Vu la procédure suivante :
Procédure contentieuse antérieure
M. B... a demandé au tribunal administratif de Lyon d'annuler les décisions du 24 octobre 2022 par lesquelles le préfet du Rhône a refusé de lui délivrer un titre de séjour, lui a fait obligation de quitter le territoire français dans le délai de trente jours et a désigné le pays de destination de cette mesure d'éloignement.
Par un jugement n° 2208697 du 17 février 2023, le tribunal administratif de Lyon a rejeté cette demande.
Procédure devant la cour
Par une requête enregistrée le 25 mai 2023, M. B..., représenté par Me Mahdjoub, demande à la cour :
1°) d'annuler ce jugement et les décisions du préfet du Rhône du 24 octobre 2022 ;
2°) d'enjoindre au préfet du Rhône de lui délivrer une carte de séjour, subsidiairement, de réexaminer sa situation après délivrance d'une autorisation provisoire de séjour, dans le délai de quarante-huit heures, sous astreinte de 100 euros par jour de retard ;
3°) de mettre à la charge de l'Etat le paiement de la somme de 1 500 euros en application de l'article L. 761-1 du code de justice administrative et de l'article 37 de la loi du 10 juillet 1991.
Il soutient que :
- les décisions litigieuses ont été adoptées au terme d'une procédure irrégulière, compte tenu du refus irrégulier d'enregistrer sa demande déposée comme salarié, opposé le 1er avril 2022, et en l'absence de tout refus d'autorisation de travail précédemment notifié ;
- les décisions litigieuses n'ont pas été précédées d'un examen sérieux, en s'abstenant de statuer sur son droit à obtenir un titre de séjour en qualité de salarié, malgré les pièces produites en ce sens ;
- elles méconnaissent les articles 3 et 4 de la convention franco-camerounaise, eu égard à ses compétences et aux démarches préalables de son employeur, à la demande qu'il avait déposée en ce sens et en l'absence de tout refus d'autorisation de travail précédemment notifié ;
- elles méconnaissent également l'article L. 435-1 du code de l'entrée et du séjour des étrangers et du droit d'asile, pour ces mêmes motifs ;
- elles sont entachées d'erreur manifeste d'appréciation de sa situation personnelle ;
- elles méconnaissent l'article 8 de la convention européenne de sauvegarde des droits de l'Homme et des libertés fondamentales.
M. B... a été admis au bénéfice de l'aide juridictionnelle totale par une décision du 19 avril 2023.

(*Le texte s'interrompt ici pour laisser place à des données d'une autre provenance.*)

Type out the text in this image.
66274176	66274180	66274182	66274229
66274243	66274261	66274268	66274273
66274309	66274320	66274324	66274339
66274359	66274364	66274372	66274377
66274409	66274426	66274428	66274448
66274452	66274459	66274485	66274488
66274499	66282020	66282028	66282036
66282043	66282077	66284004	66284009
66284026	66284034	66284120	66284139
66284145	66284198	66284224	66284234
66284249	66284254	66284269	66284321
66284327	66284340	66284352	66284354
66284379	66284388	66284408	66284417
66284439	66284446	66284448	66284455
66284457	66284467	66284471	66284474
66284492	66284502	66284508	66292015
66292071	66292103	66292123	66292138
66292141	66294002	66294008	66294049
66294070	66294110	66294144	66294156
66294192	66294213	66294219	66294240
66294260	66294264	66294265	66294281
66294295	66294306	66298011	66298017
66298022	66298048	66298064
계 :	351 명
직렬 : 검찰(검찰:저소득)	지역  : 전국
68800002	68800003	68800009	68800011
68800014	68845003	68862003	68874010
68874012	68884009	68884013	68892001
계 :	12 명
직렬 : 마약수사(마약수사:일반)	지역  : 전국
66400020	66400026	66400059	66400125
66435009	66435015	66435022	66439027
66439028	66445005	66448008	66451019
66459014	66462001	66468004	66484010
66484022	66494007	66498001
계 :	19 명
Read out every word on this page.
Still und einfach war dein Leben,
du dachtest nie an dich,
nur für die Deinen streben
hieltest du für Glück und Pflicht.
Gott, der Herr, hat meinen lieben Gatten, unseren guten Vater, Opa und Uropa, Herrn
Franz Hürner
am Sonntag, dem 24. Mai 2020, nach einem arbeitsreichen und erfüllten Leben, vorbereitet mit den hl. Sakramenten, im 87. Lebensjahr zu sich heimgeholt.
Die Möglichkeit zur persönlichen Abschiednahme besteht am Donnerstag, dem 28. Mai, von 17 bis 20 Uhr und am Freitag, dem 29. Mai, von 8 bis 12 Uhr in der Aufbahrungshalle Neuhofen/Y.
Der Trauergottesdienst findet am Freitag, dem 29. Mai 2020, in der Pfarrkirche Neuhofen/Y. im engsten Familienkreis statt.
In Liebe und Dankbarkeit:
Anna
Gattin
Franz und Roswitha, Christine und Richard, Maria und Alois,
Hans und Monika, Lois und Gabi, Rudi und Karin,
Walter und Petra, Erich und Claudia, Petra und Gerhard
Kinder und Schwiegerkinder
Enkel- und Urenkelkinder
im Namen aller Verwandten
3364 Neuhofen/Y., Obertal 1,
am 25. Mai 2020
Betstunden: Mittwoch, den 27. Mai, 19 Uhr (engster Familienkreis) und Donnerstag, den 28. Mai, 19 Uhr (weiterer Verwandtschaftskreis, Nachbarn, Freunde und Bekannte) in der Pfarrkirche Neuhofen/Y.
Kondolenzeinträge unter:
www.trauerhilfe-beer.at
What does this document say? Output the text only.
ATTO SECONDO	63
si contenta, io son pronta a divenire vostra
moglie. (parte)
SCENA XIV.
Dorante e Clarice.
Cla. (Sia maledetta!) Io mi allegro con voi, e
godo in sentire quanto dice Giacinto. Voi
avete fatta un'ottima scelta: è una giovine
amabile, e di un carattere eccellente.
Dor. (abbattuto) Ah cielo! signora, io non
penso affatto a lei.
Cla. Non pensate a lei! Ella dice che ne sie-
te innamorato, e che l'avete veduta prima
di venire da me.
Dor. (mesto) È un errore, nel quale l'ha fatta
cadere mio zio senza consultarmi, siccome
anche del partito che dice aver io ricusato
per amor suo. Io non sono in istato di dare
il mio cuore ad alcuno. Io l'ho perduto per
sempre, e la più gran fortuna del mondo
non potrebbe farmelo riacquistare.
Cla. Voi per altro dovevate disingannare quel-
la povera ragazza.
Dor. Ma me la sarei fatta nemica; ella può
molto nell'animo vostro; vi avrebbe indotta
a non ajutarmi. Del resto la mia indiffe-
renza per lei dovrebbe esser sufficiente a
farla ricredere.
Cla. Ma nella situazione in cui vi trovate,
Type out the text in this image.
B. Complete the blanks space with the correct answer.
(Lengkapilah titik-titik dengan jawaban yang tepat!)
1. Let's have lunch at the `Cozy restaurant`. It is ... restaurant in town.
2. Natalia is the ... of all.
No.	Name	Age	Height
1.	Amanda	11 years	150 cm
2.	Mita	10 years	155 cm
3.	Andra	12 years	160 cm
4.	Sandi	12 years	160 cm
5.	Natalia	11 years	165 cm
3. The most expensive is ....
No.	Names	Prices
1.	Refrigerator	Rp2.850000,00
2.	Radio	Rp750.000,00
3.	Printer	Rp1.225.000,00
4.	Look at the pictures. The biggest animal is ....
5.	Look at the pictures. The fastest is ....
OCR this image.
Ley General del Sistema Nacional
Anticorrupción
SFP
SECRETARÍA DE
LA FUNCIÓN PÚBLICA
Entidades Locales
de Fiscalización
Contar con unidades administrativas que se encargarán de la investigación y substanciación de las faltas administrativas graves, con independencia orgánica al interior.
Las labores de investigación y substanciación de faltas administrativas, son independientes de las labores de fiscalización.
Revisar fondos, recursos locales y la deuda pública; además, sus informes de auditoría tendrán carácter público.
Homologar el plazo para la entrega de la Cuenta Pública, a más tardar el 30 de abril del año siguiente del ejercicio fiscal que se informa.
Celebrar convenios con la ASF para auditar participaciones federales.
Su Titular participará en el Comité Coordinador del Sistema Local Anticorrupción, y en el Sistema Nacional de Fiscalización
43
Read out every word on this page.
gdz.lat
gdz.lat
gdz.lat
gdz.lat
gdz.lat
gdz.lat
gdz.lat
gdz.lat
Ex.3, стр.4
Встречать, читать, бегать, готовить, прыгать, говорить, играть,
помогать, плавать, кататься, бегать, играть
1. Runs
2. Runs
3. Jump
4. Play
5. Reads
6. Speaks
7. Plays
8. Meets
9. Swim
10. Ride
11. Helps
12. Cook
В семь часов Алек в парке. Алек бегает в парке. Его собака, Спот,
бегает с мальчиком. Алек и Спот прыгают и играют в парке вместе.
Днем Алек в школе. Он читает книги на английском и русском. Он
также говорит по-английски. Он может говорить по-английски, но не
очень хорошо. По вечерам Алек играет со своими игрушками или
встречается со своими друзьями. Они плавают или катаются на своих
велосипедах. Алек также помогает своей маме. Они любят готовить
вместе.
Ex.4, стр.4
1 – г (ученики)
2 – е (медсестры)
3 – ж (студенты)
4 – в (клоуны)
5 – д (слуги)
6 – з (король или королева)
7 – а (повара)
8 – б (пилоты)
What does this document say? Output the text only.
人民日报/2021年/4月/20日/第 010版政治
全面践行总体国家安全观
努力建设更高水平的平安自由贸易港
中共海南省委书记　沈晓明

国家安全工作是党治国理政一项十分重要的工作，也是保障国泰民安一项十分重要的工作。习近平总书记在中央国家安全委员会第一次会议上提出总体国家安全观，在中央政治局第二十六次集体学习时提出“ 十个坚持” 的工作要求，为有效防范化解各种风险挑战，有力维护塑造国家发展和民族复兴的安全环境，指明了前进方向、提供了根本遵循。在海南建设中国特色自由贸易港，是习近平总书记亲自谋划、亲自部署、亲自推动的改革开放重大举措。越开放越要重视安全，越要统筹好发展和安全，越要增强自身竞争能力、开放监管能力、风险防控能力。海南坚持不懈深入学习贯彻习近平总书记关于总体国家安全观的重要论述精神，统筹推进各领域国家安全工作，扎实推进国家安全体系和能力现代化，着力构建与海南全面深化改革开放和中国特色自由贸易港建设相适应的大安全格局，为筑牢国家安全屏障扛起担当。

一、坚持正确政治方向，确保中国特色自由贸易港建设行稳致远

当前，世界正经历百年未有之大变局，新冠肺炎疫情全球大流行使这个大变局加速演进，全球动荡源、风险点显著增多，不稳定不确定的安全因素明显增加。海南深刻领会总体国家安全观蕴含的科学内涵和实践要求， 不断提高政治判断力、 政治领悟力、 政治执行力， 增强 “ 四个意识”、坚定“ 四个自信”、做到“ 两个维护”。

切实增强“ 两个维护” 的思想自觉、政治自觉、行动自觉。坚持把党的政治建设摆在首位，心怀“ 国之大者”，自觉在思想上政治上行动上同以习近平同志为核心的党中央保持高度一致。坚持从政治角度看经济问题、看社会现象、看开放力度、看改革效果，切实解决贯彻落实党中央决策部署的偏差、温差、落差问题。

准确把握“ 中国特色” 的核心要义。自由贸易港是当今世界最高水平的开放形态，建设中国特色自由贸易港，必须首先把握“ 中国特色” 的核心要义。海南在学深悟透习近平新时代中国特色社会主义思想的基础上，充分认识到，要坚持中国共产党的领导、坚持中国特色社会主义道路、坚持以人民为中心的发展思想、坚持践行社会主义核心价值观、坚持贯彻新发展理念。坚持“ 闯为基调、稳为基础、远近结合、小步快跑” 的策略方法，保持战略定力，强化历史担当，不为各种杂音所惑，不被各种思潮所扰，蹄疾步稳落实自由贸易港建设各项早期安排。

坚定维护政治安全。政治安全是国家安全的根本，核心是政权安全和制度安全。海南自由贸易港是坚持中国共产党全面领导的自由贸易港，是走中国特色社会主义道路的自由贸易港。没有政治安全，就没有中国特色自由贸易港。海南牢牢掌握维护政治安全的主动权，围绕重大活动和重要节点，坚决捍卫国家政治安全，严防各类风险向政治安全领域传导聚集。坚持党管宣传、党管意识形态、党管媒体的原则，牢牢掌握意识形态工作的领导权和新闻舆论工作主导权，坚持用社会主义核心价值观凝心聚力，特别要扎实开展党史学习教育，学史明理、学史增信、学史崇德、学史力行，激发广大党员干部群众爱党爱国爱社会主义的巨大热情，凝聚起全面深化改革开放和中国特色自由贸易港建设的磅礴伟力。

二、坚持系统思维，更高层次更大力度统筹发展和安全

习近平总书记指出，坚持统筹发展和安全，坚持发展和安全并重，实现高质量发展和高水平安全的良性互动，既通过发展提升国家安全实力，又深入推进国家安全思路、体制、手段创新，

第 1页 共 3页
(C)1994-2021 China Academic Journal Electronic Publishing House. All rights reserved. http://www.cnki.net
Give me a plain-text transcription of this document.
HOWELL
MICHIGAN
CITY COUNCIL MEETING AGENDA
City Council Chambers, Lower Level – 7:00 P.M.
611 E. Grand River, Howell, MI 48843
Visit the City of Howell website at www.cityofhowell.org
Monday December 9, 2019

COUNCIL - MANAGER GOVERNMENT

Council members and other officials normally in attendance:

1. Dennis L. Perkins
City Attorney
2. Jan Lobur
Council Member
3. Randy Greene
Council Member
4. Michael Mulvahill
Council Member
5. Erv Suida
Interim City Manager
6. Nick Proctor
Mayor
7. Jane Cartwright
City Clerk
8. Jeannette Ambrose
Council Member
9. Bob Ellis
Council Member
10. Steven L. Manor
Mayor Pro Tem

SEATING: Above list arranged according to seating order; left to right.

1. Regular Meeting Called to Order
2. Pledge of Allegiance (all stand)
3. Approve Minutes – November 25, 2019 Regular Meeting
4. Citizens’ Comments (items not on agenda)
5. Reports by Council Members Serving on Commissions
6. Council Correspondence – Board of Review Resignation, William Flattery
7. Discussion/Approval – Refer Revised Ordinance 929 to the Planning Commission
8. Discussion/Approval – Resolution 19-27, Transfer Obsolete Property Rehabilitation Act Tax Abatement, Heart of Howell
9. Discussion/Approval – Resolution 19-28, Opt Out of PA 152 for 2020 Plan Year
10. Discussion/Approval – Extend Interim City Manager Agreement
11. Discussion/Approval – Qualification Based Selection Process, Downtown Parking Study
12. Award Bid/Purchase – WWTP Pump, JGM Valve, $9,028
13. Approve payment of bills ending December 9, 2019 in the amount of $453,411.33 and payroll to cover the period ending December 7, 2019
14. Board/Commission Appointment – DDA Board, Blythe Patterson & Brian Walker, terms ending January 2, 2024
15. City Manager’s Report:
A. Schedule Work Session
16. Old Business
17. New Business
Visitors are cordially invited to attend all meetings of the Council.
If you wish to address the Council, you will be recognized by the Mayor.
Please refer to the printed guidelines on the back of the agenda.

Par courrier du 24 novembre 2023, les parties ont été informées, sur le fondement de l'article R. 611-7 du code de justice administrative, de ce que la cour est susceptible de se fonder sur l'inapplicabilité de l'article 4 de la convention franco-camerounaise pour refuser à M. B... la délivrance d'un titre de séjour portant la mention " salarié " et de la possibilité d'y substituer en tant que de besoin la base légale tirée de l'article L. 421-1 du code de l'entrée et du séjour des étrangers et du droit d'asile.
Vu les autres pièces du dossier ;
Vu :
- la convention européenne de sauvegarde des droits de l'homme et des libertés fondamentales ;
- la convention franco-camerounaise du 21 avril 1994 ;
- le code de l'entrée et du séjour des étrangers et du droit d'asile ;
- la loi n° 91-647 du 10 juillet 1991 ;
- le code de justice administrative ;
Le président de la formation de jugement ayant dispensé le rapporteur public, sur sa proposition, de prononcer des conclusions à l'audience ;
Les parties ayant été régulièrement averties du jour de l'audience ;
Après avoir entendu au cours de l'audience publique le rapport de Mme Sophie Corvellec ;
Considérant ce qui suit :
1. M. B... relève appel du jugement du 17 février 2023 par lequel le tribunal administratif de Lyon a rejeté sa demande tendant à l'annulation des décisions du préfet du Rhône du 24 octobre 2022 rejetant sa demande de titre de séjour, lui faisant obligation de quitter le territoire français dans le délai de trente jours et fixant le pays de destination de cette mesure d'éloignement.
Sur le bienfondé du jugement attaqué :
2. En premier lieu, M. B... n'établit pas, par la " confirmation de rendez-vous pour le renouvellement d'un titre de séjour " et l'attestation de présence à la préfecture le 1er avril 2022 " aux fins de démarches administratives liées à son séjour en France " qu'il produit, avoir alors entendu déposer une demande de délivrance d'une carte de séjour en qualité de salarié, ni la réalité du refus d'enregistrement qui lui aurait alors été opposé. En tout état de cause, il ressort du refus de titre de séjour litigieux qu'après avoir relevé que M. B... n'avait pas déposé de demande en ce sens, le préfet du Rhône a néanmoins examiné son droit au séjour en qualité de salarié. Par suite, aucun vice de procédure, ni aucun défaut d'examen de sa demande ne résultent de l'absence de prise en compte, par le préfet du Rhône, d'une éventuelle demande en qualité de salarié.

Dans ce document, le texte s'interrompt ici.